After executing the service list command, you can see that many system services have no interfaces?
# service list | grep '\[\]'
5 app_binding: []
24 network_time_update_service: []
25 runtime: []
26 diskstats: []
39 DockObserver: []
43 devicestoragemonitor: []
63 testharness: []
70 pinner: []
80 device_config: []
81 settings: []
88 looper_stats: []
89 binder_calls_stats: []
93 battery: []
102 cpuinfo: []
103 dbinfo: []
104 gfxinfo: []
105 meminfo: []
Why is there such a system service? If they do not use the binder, how do they communicate with other processes?

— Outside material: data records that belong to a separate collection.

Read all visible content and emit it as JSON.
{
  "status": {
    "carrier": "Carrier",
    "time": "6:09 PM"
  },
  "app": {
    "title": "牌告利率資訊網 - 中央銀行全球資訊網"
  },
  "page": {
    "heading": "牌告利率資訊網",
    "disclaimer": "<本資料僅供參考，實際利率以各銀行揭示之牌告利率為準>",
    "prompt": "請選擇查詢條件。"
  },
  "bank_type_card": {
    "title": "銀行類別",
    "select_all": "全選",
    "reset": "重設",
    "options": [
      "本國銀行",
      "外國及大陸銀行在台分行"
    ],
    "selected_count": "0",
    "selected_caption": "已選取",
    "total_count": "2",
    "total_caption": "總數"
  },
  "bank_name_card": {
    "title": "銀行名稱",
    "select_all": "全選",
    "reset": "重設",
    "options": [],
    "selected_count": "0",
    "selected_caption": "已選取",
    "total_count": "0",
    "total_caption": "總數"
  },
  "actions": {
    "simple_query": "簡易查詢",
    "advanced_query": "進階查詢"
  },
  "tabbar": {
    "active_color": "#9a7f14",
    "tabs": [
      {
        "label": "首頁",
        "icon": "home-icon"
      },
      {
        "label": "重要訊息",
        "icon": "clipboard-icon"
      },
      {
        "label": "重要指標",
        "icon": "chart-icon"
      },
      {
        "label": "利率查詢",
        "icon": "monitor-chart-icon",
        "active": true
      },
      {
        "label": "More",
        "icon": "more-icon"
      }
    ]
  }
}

Services which do not show an interface to service list did not respond to the INTERFACE_TRANSACTION ('_NTF', or 1598968902). There are two possible reasons for that:
A) The service has no interface, so it responds to the default transactions only (you can find a list of those transactions here. Normally, this would be the DUMP_TRANSACTION (_DMP), which is used by /system/bin/dumpsys, and in rare cases SHELL_COMMAND_TRANSACTION (_CMD), for /system/bin/cmd.
B) The service declines answering _NTF, because you are not permitted to, or you couldn't get a handle to them. To try this, su to an isolated app (su 90000) and try service list - only services which allow_isolated (activity, webviewupdate and maybe one more) will respond. But even as AID shell, vold for example won't answer.
In the above, you were doing this as root, so it's A - and they all are meant to be dump sys only.